Mason Farm Biological Reserve

A special 367-acre tract of the Garden, Mason Farm Biological Reserve contains diverse natural plant communities and protected habitats especially valuable for scientific research and teaching. It lies adjacent to the southeast portion of the Garden's Hunt Arboretum. A pond, research support areas (nursery space, field plots, plant propagation beds, animal behavior research station, and greenhouses), and a small teaching observatory of the Department of Physics are located there.

Programs at the Reserve are:

History of the Mason Farm Biological Reserve
The Mason Farm Area was willed to the University in 1894 by Mary Mason, one of the last descendants of the Morgan family, who had settled in this southeast corner of Orange County in the 1740's. Since 1894, the area has remained largely undisturbed. The area has now largely reverted back to woodlands and some of the forests are now at least 150 years old.

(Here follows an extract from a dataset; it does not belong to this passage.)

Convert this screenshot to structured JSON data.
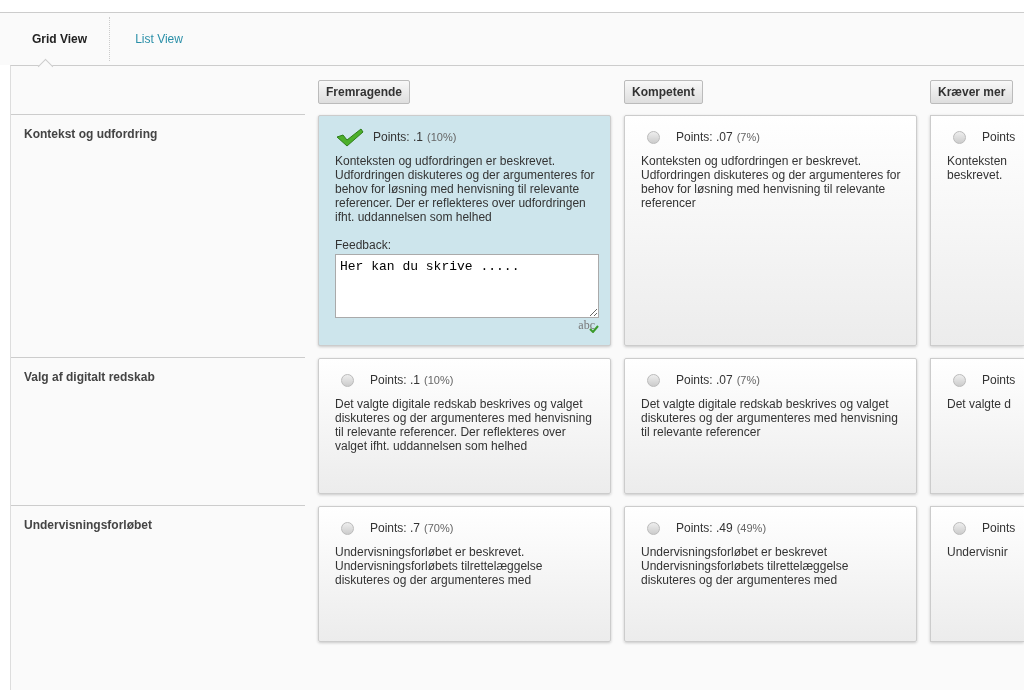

Somewhat less "natural"but preserving a fast-disappearing element of the rural Piedmont, several of the historic fields of the Mason Plantation are still kept under cultivation through leases with local farmers; plantin is rotated,however, allowing some fields to lie fallow and begin to enter secondary succession..

Since the 1960's, several portions of this tract were set aside specifically for biological uses by the UNC Board of Trustees, and the Mason Farm Biological Reserve was officially established in 1984. Today the area is administered by the North Caorlina Botanical Garden as both a natural area and biological field station.

Access to the Reserve is available by special permit to researchers, university classes, natural history groups, and the public. Annual permits and maps of the Reserve's farm roads and trails are available at the Totten Center at the Botanical Gardens during weekday hours, 8:00 a.m.-5:00 p.m.